Kamis, 7 Mei 2020 | 11:42 WIB ET

JAKARTA, kabarbisnis.com: Keputusan Bank Indonesia (BI) menolak rekomendasi Badan Anggaran Dewan Perwakilan Rakyat (Banggar DPR) agar mencetak uang dalam rangka penanganan Covid-19 dinilai sudah tepat.

Hal itu dikemukakan Wakil Direktur Institute for Development of Economics and Finance (Indef) Eko Listiyanto dalam sebuah diskusi virtual di Jakarta, Rabu (6/5/2020).

"Langkah yang dilakukan Bank Indonesia untuk menolak skema ini saya rasa sudah cukup tepat, jadi kuantitatif itu tidak harus mencetak atau menambah jumlah uang yang beredar langsung, cetak uang ditambah kemudian langsung digunakan untuk stimulus berbagai macam melalui instrument fiskal maupun instrumen lainnya, itu cara-cara yang menurut saya kurang tepat," tegasnya.

Menurutnya, pencetakan uang langsung hanya akan menyebabkan inflasi. Dalam kebijakan moneter di Indonesia upaya ini dulu pernah dilakukan pada masa orde lama dan inflasi meroket sampai 600 persen saat itu.

"Ketika sebuah perekonomian diinjeksi oleh kebijakan moneter, itu dosisnya harus tepat. Ketika dosisnya harus tepat maka mekanismenya juga harus tepat, saat harus langsung seperti itu ada kemungkinan kita akan kesulitan menormalisasi mengabsorsi kembali ketika ekonomi itu sudah mulai tumbuh membaik atau recovery," ujarnya.

Seperti yang dilakukan Amerika Serikat (AS) yang mencetak uang dan situasi ekonominya mulai pulih, walaupun normalisasinya berubah karena perubahan politik dari Obama ke Trump kebijakannya berubah lagi dikarenakan persoalan politik.

"Saya rasa cara yang dilakukan hingga saat ini menurut saya lebih aman, katakanlah membuat mekanisme itu tidak berjalan melalui cetak uang langsung, tapi persoalannya yang terjadi adalah untuk menghadapi covid-19 ini sepertinya kita sangat bertumpu pada bank sentral," ungkapnya.

Selain itu, ketidakpastian mengenai selesainya wabah virus corona juga menjadi alasan mengapa kebijakan cetak uang tidak akan efektif.

“Mungkin fiskalnya dapat uang tapi tidak cukup efektif menenangkan pasarnya, karena itu juga butuh bauran kebijakan yang pruden. Yang lebih tepat ya manajemen likuiditas ini yang melalui mekanisme perbankan dan pasar. Walaupun kita ada ide yang berseliweran, tapi kurang tepat kalau cetak uang," pungkasnya.

Sekadar diketahui, Gubernur Bank Indonesia (BI), Perry Warjiyo menegaskan BI tidak akan melakukan pencetakan uang kartal untuk penanganan pandemi Covid-19. Sebab, pencetakan uang bukan merupakan praktik kebijakan yang lazim dan prudent dilakukan oleh bank sentral.

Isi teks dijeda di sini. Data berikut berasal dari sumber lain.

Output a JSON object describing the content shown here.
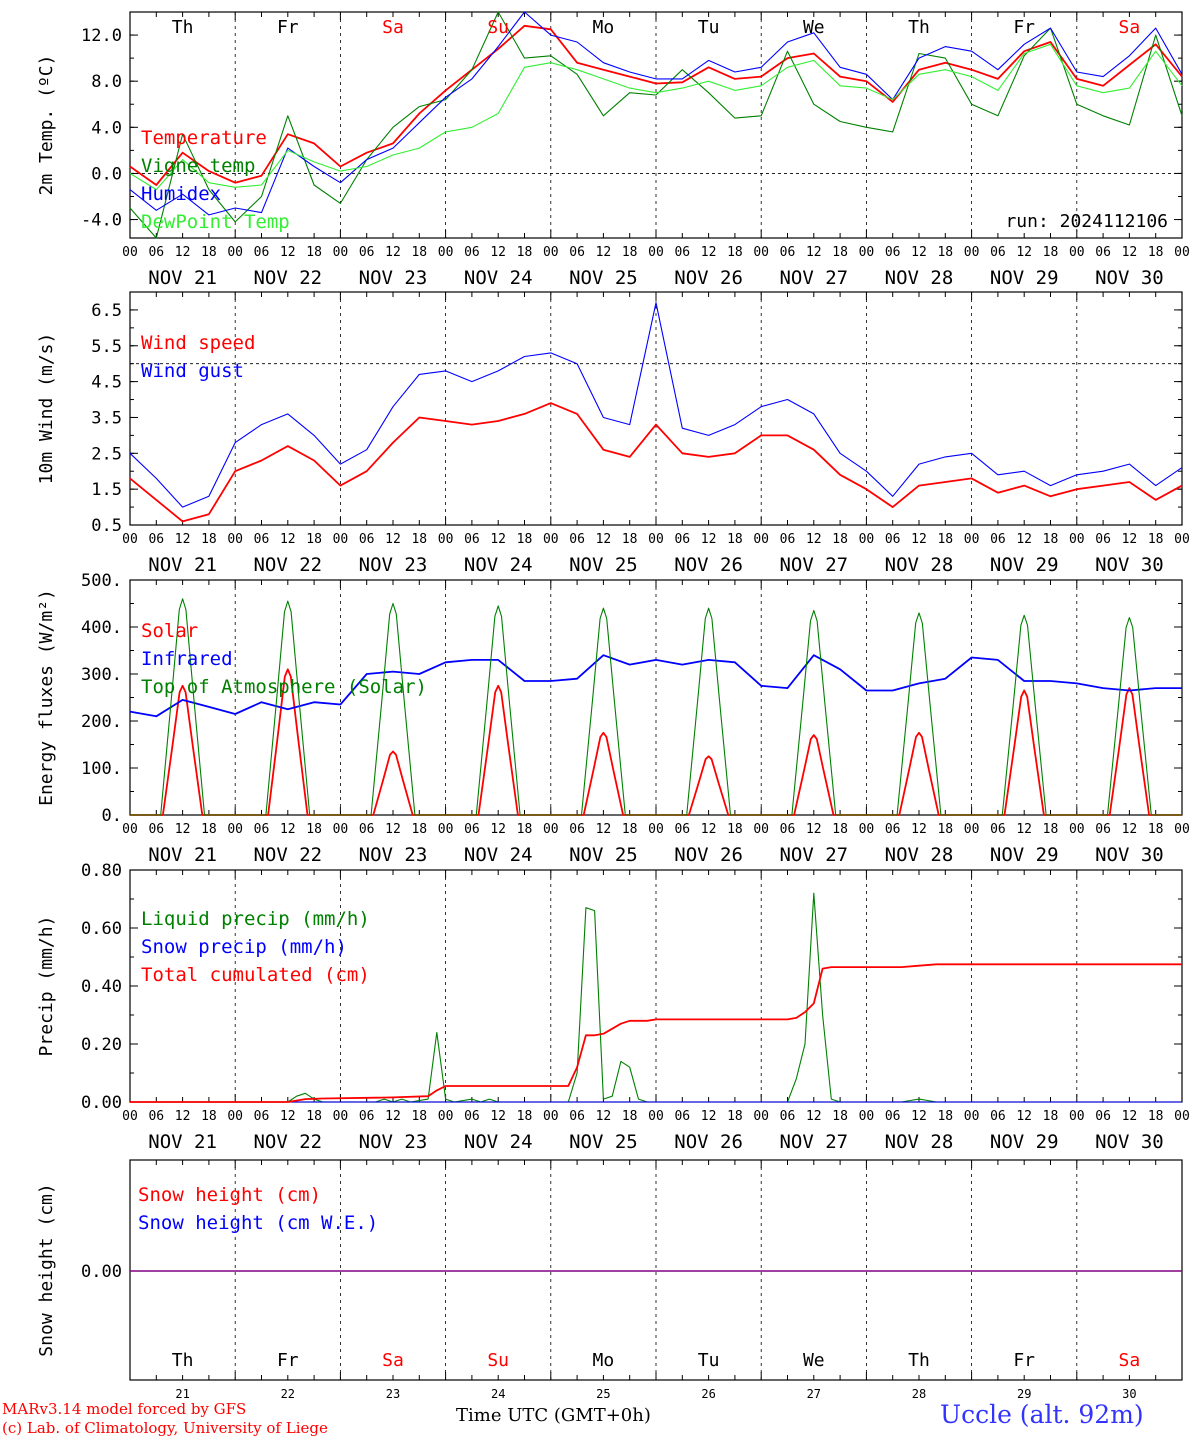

Hal ini menjawab rekomendasi Badan Anggaran (Banggar) DPR agar BI kembali mencetak uang hingga Rp600 triliun sebagai penopang dan opsi pembiayaan yang dibutuhkan oleh pemerintah.

Sebelumnya, BI telah mencetak uang baru pada awal April 2020 untuk mengganti uang yang di karantina, sebagai upaya mencegah penyebaran virus corona lewat uang tunai. Dengan demikian, persediaan uang tunai saat ini sudah cukup dan bisa digunakan sampai 6 bulan ke depan.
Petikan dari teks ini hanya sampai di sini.